Тихие выселки | страница 67
Она села. Лицо ее горело, будто крапивой нажгли. Грошев низко нагнулся к Низовцеву, наверно, наговаривал, а Низовцев строгий, хмурый слушал наговор. Пусть наговаривает — без этого председатель обозлился на нее. Сергей Мокеевич его столбом поставил, теперь Андрей Егорович не только в машину с собой не возьмет, но и глядеть на нее не захочет.
Она не обрадовалась и золотым часам, которыми ее премировали, и тайком убежала к коровам. У Зари, поди, вымя нагрубло. Подою и уеду на грузовике, на нем ветерком обдувает, а в «газике» от жары сопреешь.
Звенели по подойнику струйки молока. Шум на поляне смолк. По радио объявили концерт. Выступали самодеятельные артисты завода-шефа. Молодой женский голос задушевно пел о родной сторонке. Такты дойки невольно подлаживались под ритм музыки. Маше никто не мешал, даже Трофим Кошкин ушел к скамейкам.
Получилось не так, как задумала. Чтобы скоротать время, начала чистить Ласку. И вдруг из-за спины раздался голос Низовцева:
— Ты почему концерт не смотришь, на своих коров не нагляделась?
Маша хотела спрятаться, но, подобно матери, одернула себя: что я трушу?
— Вот не нагляделась!
— Нечего скрываться, пойдем, там ждут тебя.
— Никто меня не ждет.
— Что ты какая? Ждут, говорю.
Маша лениво, будто не своими руками, снимала халат. Низовцев поторапливал:
— Поживей! Тебя будто подменили.
— Никто не подменил, я всегда такая.
— Такая, вон как меня резанула! Ну, ничего, к лучшему, теперь кирпич дадут.
— Дадут? — быстро спросила Маша, и халат сам собой слетел с ее плеч. — И вы на меня не сердитесь?
— За что же сердиться, коли кирпич выпросила? Пойдем, с тобой хочет поговорить начальник областного управления.
Маша подскочила к Низовцеву и чмокнула его в щеку:
— Спасибочки, Андрей Егорыч, спасибочки, что не сердитесь.
7
По воскресным дням в Коневе базары.
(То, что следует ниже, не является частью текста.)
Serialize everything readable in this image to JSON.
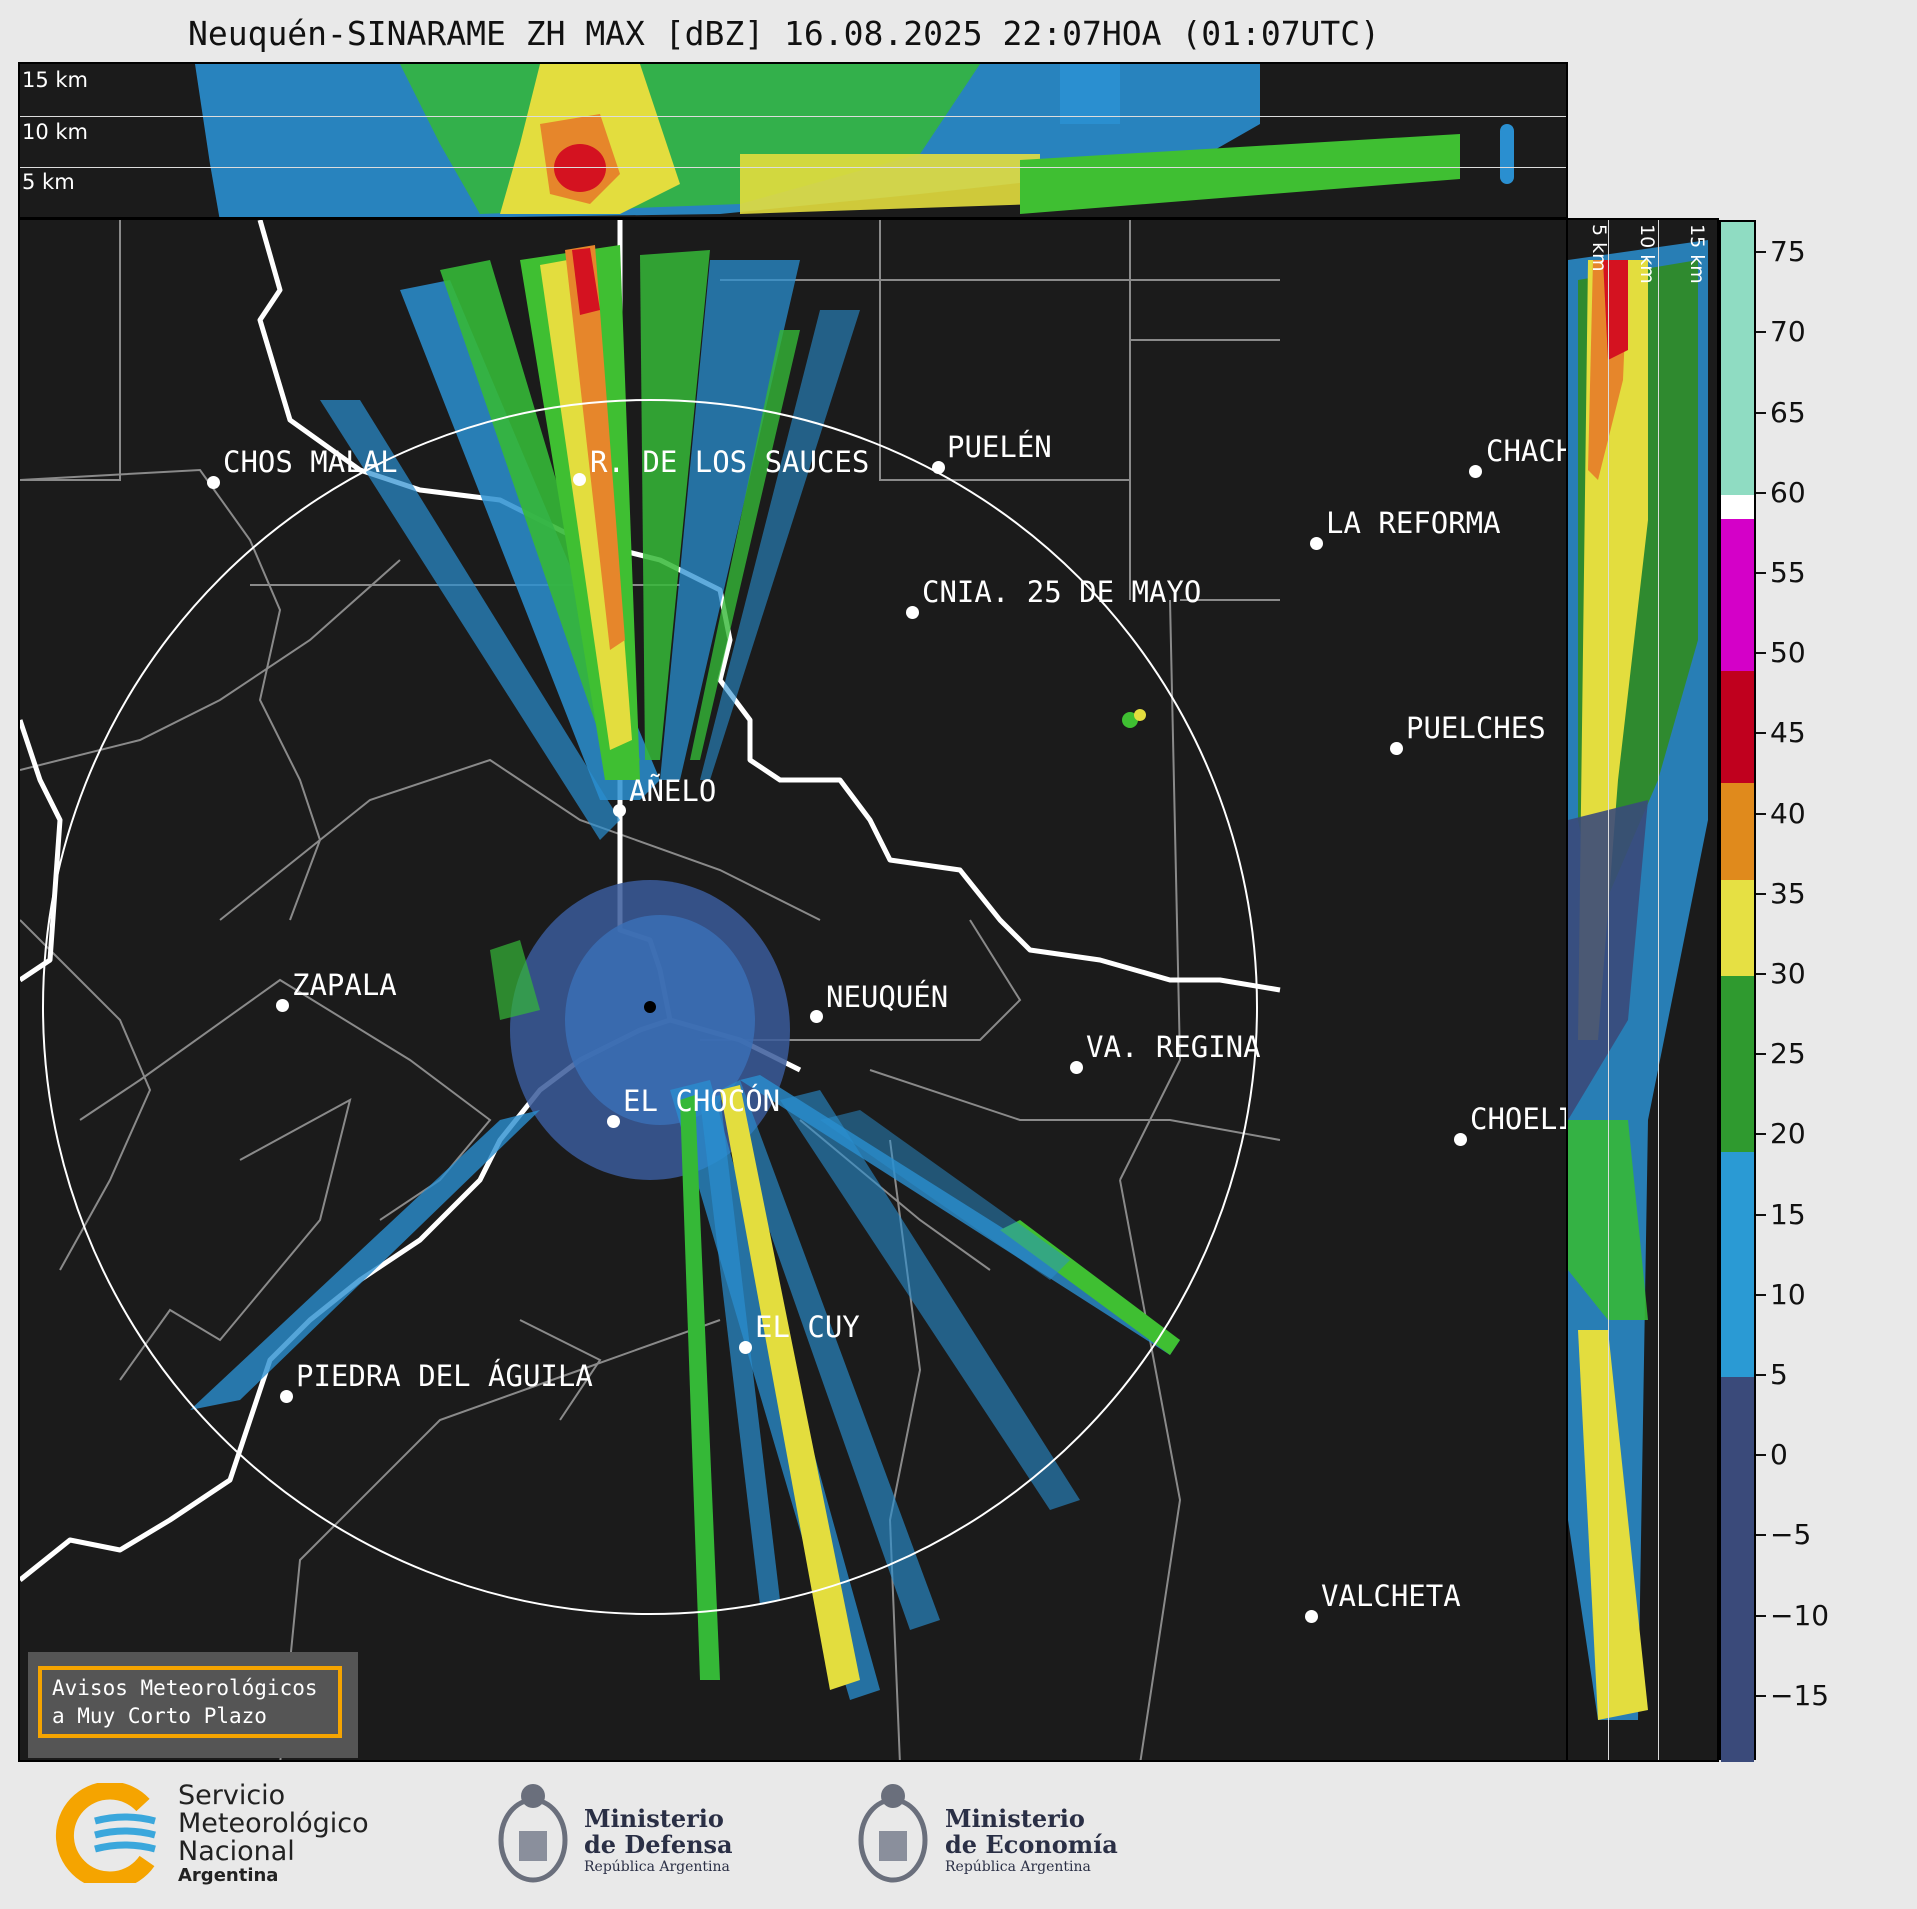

Прасковья поднялась вместе со стадами, и не с продажей поехала — просто потянуло вдруг, дочери сказала, что пуховую шаль хочет купить, хотя знала: среди лета такого товару в Коневе с огнем не сыщешь.
Ехала через Кузьминское, до Кузьминского машиной, что возит молоко, дальше автобусом, так что и устать не успела, как в Коневе очутилась: прямо-таки по щучьему велению, по Прасковьиному хотению, а бывало, все двадцать пять пешочком оттопаешь.
Утро было росное, светлое. От автостанции немного пройдя по узкой улице, оказалась на главной площади города. В ее памяти едва-едва теплились воспоминания детства. Тогда у них была своя лошадь, и однажды отец взял Пашу с собой. Базары проводились вот на этой площади, в центре ее возвышался собор, вокруг которого бушевало, знойно гудя спозаранку, людское море, и все равно базару было тесно, он потоками растекался по ближним улицам и переулкам. Маленькая Паша цепко держалась за отца, боясь потеряться в сутолоке.